As well, "validated models need to be developed that will predict the impact of climate change on water and wastewater infrastructure, water availability, water quality and waterborne / water-associated diseases."

The results can be used for policy development, intervention, adaptation and mitigation purposes as well as the effect on achieving MDGs and global migration patterns.


Diseases due to poor water, sanitation and hygiene account for an estimated 10% of the total global burden of illness.

An investment by developed countries estimated at US 4c per capita per day would allow the developing world to reach the UN's Millennium Development Goal for water and sanitation by 2015.

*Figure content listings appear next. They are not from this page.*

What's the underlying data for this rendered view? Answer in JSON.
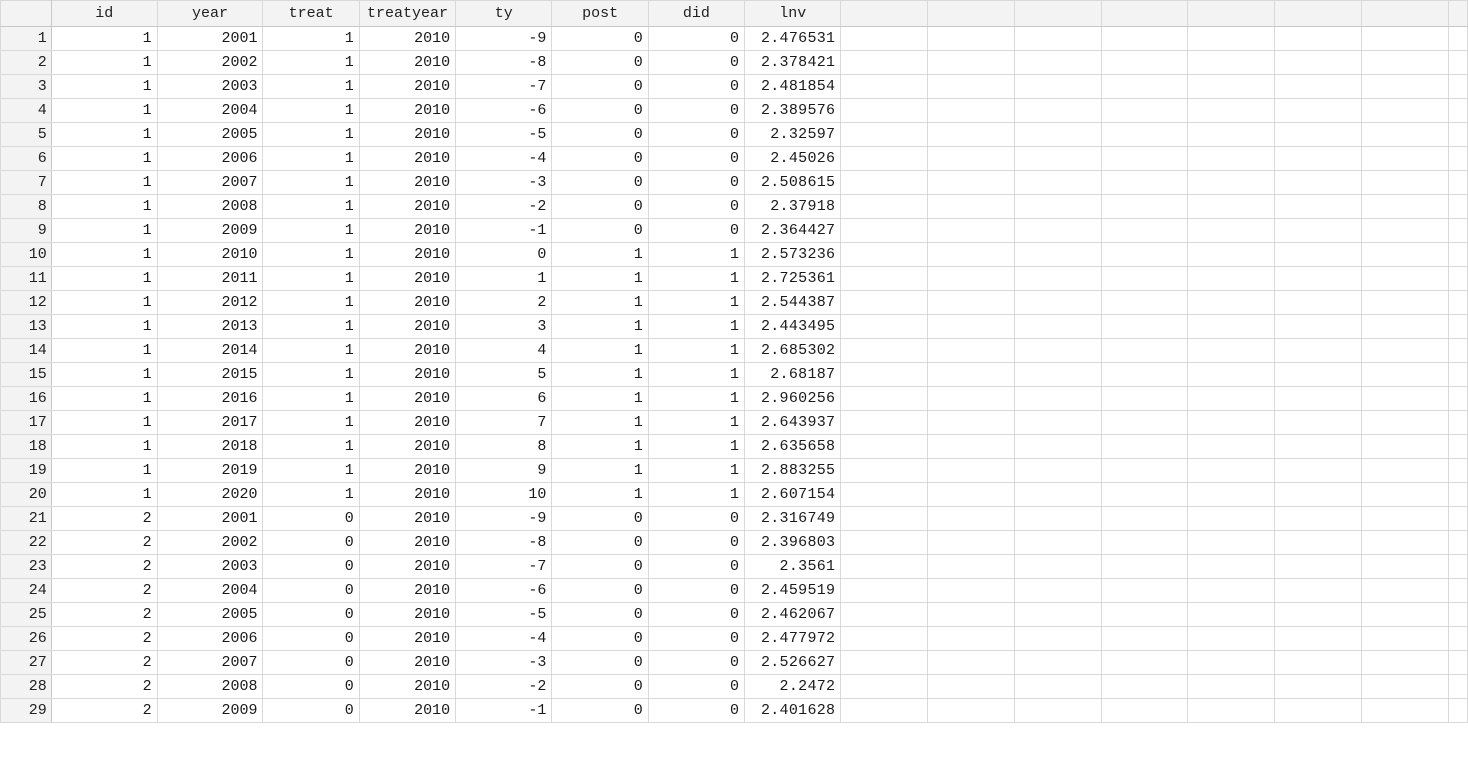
{
  "columns": [
    "id",
    "year",
    "treat",
    "treatyear",
    "ty",
    "post",
    "did",
    "lnv"
  ],
  "rows": [
    [
      "1",
      "1",
      "2001",
      "1",
      "2010",
      "-9",
      "0",
      "0",
      "2.476531"
    ],
    [
      "2",
      "1",
      "2002",
      "1",
      "2010",
      "-8",
      "0",
      "0",
      "2.378421"
    ],
    [
      "3",
      "1",
      "2003",
      "1",
      "2010",
      "-7",
      "0",
      "0",
      "2.481854"
    ],
    [
      "4",
      "1",
      "2004",
      "1",
      "2010",
      "-6",
      "0",
      "0",
      "2.389576"
    ],
    [
      "5",
      "1",
      "2005",
      "1",
      "2010",
      "-5",
      "0",
      "0",
      "2.32597"
    ],
    [
      "6",
      "1",
      "2006",
      "1",
      "2010",
      "-4",
      "0",
      "0",
      "2.45026"
    ],
    [
      "7",
      "1",
      "2007",
      "1",
      "2010",
      "-3",
      "0",
      "0",
      "2.508615"
    ],
    [
      "8",
      "1",
      "2008",
      "1",
      "2010",
      "-2",
      "0",
      "0",
      "2.37918"
    ],
    [
      "9",
      "1",
      "2009",
      "1",
      "2010",
      "-1",
      "0",
      "0",
      "2.364427"
    ],
    [
      "10",
      "1",
      "2010",
      "1",
      "2010",
      "0",
      "1",
      "1",
      "2.573236"
    ],
    [
      "11",
      "1",
      "2011",
      "1",
      "2010",
      "1",
      "1",
      "1",
      "2.725361"
    ],
    [
      "12",
      "1",
      "2012",
      "1",
      "2010",
      "2",
      "1",
      "1",
      "2.544387"
    ],
    [
      "13",
      "1",
      "2013",
      "1",
      "2010",
      "3",
      "1",
      "1",
      "2.443495"
    ],
    [
      "14",
      "1",
      "2014",
      "1",
      "2010",
      "4",
      "1",
      "1",
      "2.685302"
    ],
    [
      "15",
      "1",
      "2015",
      "1",
      "2010",
      "5",
      "1",
      "1",
      "2.68187"
    ],
    [
      "16",
      "1",
      "2016",
      "1",
      "2010",
      "6",
      "1",
      "1",
      "2.960256"
    ],
    [
      "17",
      "1",
      "2017",
      "1",
      "2010",
      "7",
      "1",
      "1",
      "2.643937"
    ],
    [
      "18",
      "1",
      "2018",
      "1",
      "2010",
      "8",
      "1",
      "1",
      "2.635658"
    ],
    [
      "19",
      "1",
      "2019",
      "1",
      "2010",
      "9",
      "1",
      "1",
      "2.883255"
    ],
    [
      "20",
      "1",
      "2020",
      "1",
      "2010",
      "10",
      "1",
      "1",
      "2.607154"
    ],
    [
      "21",
      "2",
      "2001",
      "0",
      "2010",
      "-9",
      "0",
      "0",
      "2.316749"
    ],
    [
      "22",
      "2",
      "2002",
      "0",
      "2010",
      "-8",
      "0",
      "0",
      "2.396803"
    ],
    [
      "23",
      "2",
      "2003",
      "0",
      "2010",
      "-7",
      "0",
      "0",
      "2.3561"
    ],
    [
      "24",
      "2",
      "2004",
      "0",
      "2010",
      "-6",
      "0",
      "0",
      "2.459519"
    ],
    [
      "25",
      "2",
      "2005",
      "0",
      "2010",
      "-5",
      "0",
      "0",
      "2.462067"
    ],
    [
      "26",
      "2",
      "2006",
      "0",
      "2010",
      "-4",
      "0",
      "0",
      "2.477972"
    ],
    [
      "27",
      "2",
      "2007",
      "0",
      "2010",
      "-3",
      "0",
      "0",
      "2.526627"
    ],
    [
      "28",
      "2",
      "2008",
      "0",
      "2010",
      "-2",
      "0",
      "0",
      "2.2472"
    ],
    [
      "29",
      "2",
      "2009",
      "0",
      "2010",
      "-1",
      "0",
      "0",
      "2.401628"
    ]
  ]
}
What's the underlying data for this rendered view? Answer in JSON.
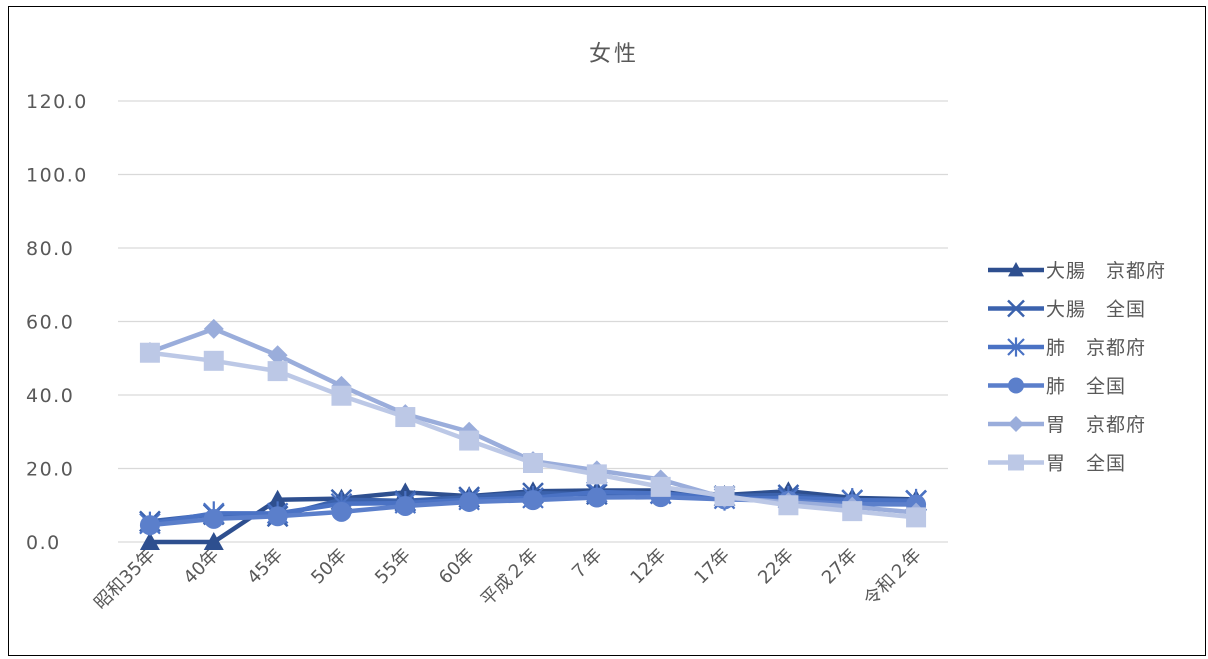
{
  "chart_data": {
    "type": "line",
    "title": "女性",
    "xlabel": "",
    "ylabel": "",
    "ylim": [
      0,
      120
    ],
    "yticks": [
      "0.0",
      "20.0",
      "40.0",
      "60.0",
      "80.0",
      "100.0",
      "120.0"
    ],
    "grid": true,
    "legend_position": "right",
    "categories": [
      "昭和35年",
      "40年",
      "45年",
      "50年",
      "55年",
      "60年",
      "平成２年",
      "７年",
      "12年",
      "17年",
      "22年",
      "27年",
      "令和２年"
    ],
    "series": [
      {
        "name": "大腸　京都府",
        "marker": "triangle",
        "color": "#2e4f8f",
        "values": [
          0,
          0,
          11.5,
          11.8,
          13.5,
          12.5,
          13.8,
          14.0,
          14.0,
          12.8,
          13.8,
          12.0,
          11.6
        ]
      },
      {
        "name": "大腸　全国",
        "marker": "x",
        "color": "#3b62ad",
        "values": [
          5.6,
          7.5,
          7.0,
          11.5,
          11.2,
          12.2,
          13.3,
          13.0,
          13.2,
          12.5,
          12.8,
          11.4,
          11.3
        ]
      },
      {
        "name": "肺　京都府",
        "marker": "asterisk",
        "color": "#4a72c4",
        "values": [
          5.0,
          7.8,
          7.8,
          10.4,
          10.6,
          11.5,
          12.0,
          13.6,
          13.2,
          11.8,
          12.0,
          11.4,
          11.2
        ]
      },
      {
        "name": "肺　全国",
        "marker": "circle",
        "color": "#5b7fcb",
        "values": [
          4.6,
          6.3,
          7.0,
          8.2,
          9.8,
          10.9,
          11.4,
          12.1,
          12.2,
          11.6,
          11.2,
          10.3,
          10.2
        ]
      },
      {
        "name": "胃　京都府",
        "marker": "diamond",
        "color": "#9aaddb",
        "values": [
          51.7,
          58.0,
          50.8,
          42.5,
          34.8,
          30.0,
          22.0,
          19.5,
          17.0,
          12.0,
          10.8,
          9.6,
          8.0
        ]
      },
      {
        "name": "胃　全国",
        "marker": "square",
        "color": "#bcc8e6",
        "values": [
          51.5,
          49.3,
          46.5,
          39.8,
          34.0,
          27.6,
          21.5,
          18.4,
          15.0,
          12.5,
          10.0,
          8.4,
          6.7
        ]
      }
    ]
  }
}
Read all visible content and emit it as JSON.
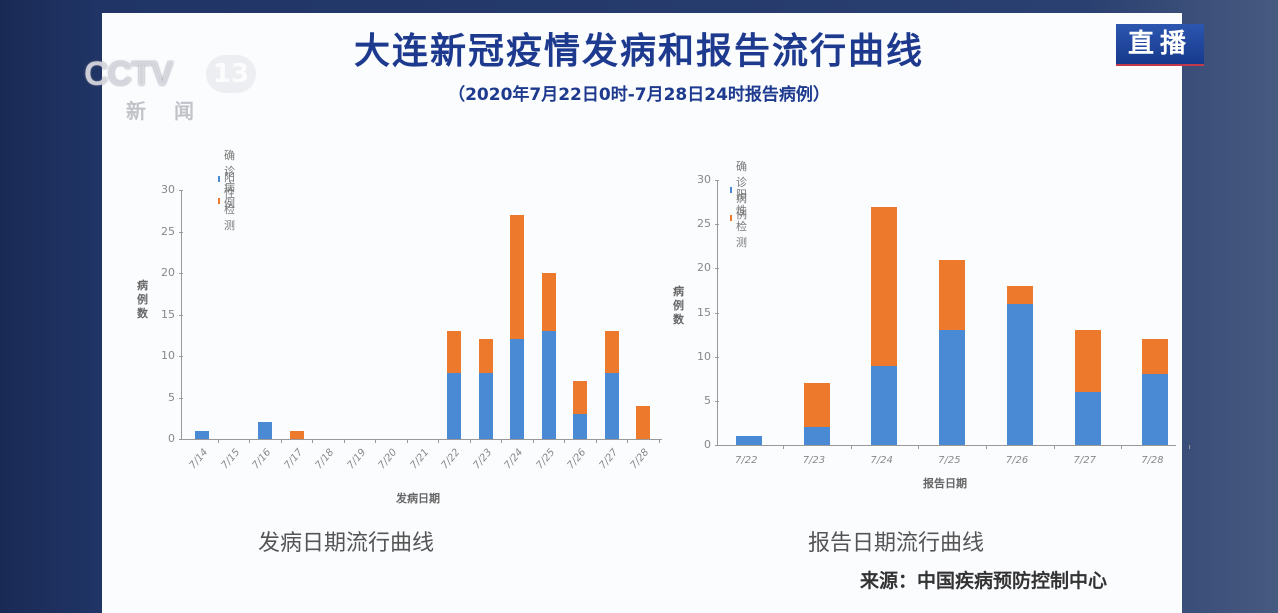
{
  "broadcast": {
    "channel_logo": "CCTV",
    "channel_number": "13",
    "channel_name": "新闻",
    "live_badge": "直播"
  },
  "slide": {
    "title": "大连新冠疫情发病和报告流行曲线",
    "subtitle": "（2020年7月22日0时-7月28日24时报告病例）",
    "source": "来源：中国疾病预防控制中心"
  },
  "colors": {
    "confirmed": "#4a8ad4",
    "positive": "#ed7a2c",
    "title": "#1d3a8f",
    "background": "#203566"
  },
  "chart_data": [
    {
      "type": "bar",
      "stacked": true,
      "title": "发病日期流行曲线",
      "xlabel": "发病日期",
      "ylabel": "病例数",
      "ylim": [
        0,
        30
      ],
      "yticks": [
        0,
        5,
        10,
        15,
        20,
        25,
        30
      ],
      "legend_position": "top-left",
      "grid": false,
      "categories": [
        "7/14",
        "7/15",
        "7/16",
        "7/17",
        "7/18",
        "7/19",
        "7/20",
        "7/21",
        "7/22",
        "7/23",
        "7/24",
        "7/25",
        "7/26",
        "7/27",
        "7/28"
      ],
      "series": [
        {
          "name": "确诊病例",
          "color": "#4a8ad4",
          "values": [
            1,
            0,
            2,
            0,
            0,
            0,
            0,
            0,
            8,
            8,
            12,
            13,
            3,
            8,
            0
          ]
        },
        {
          "name": "阳性检测",
          "color": "#ed7a2c",
          "values": [
            0,
            0,
            0,
            1,
            0,
            0,
            0,
            0,
            5,
            4,
            15,
            7,
            4,
            5,
            4
          ]
        }
      ]
    },
    {
      "type": "bar",
      "stacked": true,
      "title": "报告日期流行曲线",
      "xlabel": "报告日期",
      "ylabel": "病例数",
      "ylim": [
        0,
        30
      ],
      "yticks": [
        0,
        5,
        10,
        15,
        20,
        25,
        30
      ],
      "legend_position": "top-left",
      "grid": false,
      "categories": [
        "7/22",
        "7/23",
        "7/24",
        "7/25",
        "7/26",
        "7/27",
        "7/28"
      ],
      "series": [
        {
          "name": "确诊病例",
          "color": "#4a8ad4",
          "values": [
            1,
            2,
            9,
            13,
            16,
            6,
            8
          ]
        },
        {
          "name": "阳性检测",
          "color": "#ed7a2c",
          "values": [
            0,
            5,
            18,
            8,
            2,
            7,
            4
          ]
        }
      ]
    }
  ]
}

Simply improving domestic water supply, sanitation and hand washing with soap can reduce illness rates by more than 25%.

Globally, almost 900 million people lack access to safe water supplies and 2.5 billion people live without access to improved sanitation, at least 80% of whom live in rural areas.

In 2002, the total number of deaths attributed to poor water, sanitation and hygiene was over 3.5 million.

Each year, estimated 4 billion people contract diarrhoeal diseases.

Some 1.4 million children (half a million of them under age 5) die as a result of diarrhea. Chronic diarrhoea can also result in child malnutrition, making them susceptible to other diseases and resulting in 860,000 deaths per year.

Some 94% of diarrhoea cases are preventable.

There are 300 million clinical cases of, and 1 million deaths from, malaria recorded per year.

Some 50 to 100 million people in Asia consume water containing unsafe levels of arsenic.

Providing sanitation in some places is made difficult by tradition and culture the stigma and embarrassment associated with talking and teaching about sanitation.

Climate change

Climate change is expected to bring more frequent and intense rain to many places, leading to floods and shallow sub surface water flow which can mobilize pathogens and other contaminants.

Higher temperature could change the rates of reproduction, survival and infectivity of various pathogens.

Flooding can also impact chemical storage and sewage facilities, compromising water supply quality. And drinking and wastewater infrastructure systems will be overwhelmed more often.

Sea-level rise will affect groundwater aquifers in coastal areas and flood low-lying areas, reducing freshwater availability.

By 2030 it is estimated that the risk of diarrhoea will be up to 10% higher in some countries due to climate change.

With the advent of climate change, pathogens may become endemic in altered ecologies. Even if not directly linked to health, these threats can have a devastating effect on the ecosystem, indirectly threatening water supplies.

Due to greater migration, diseases will be transported to other regions where they may or may not be able to survive, potentially exposing host communities to new diseases.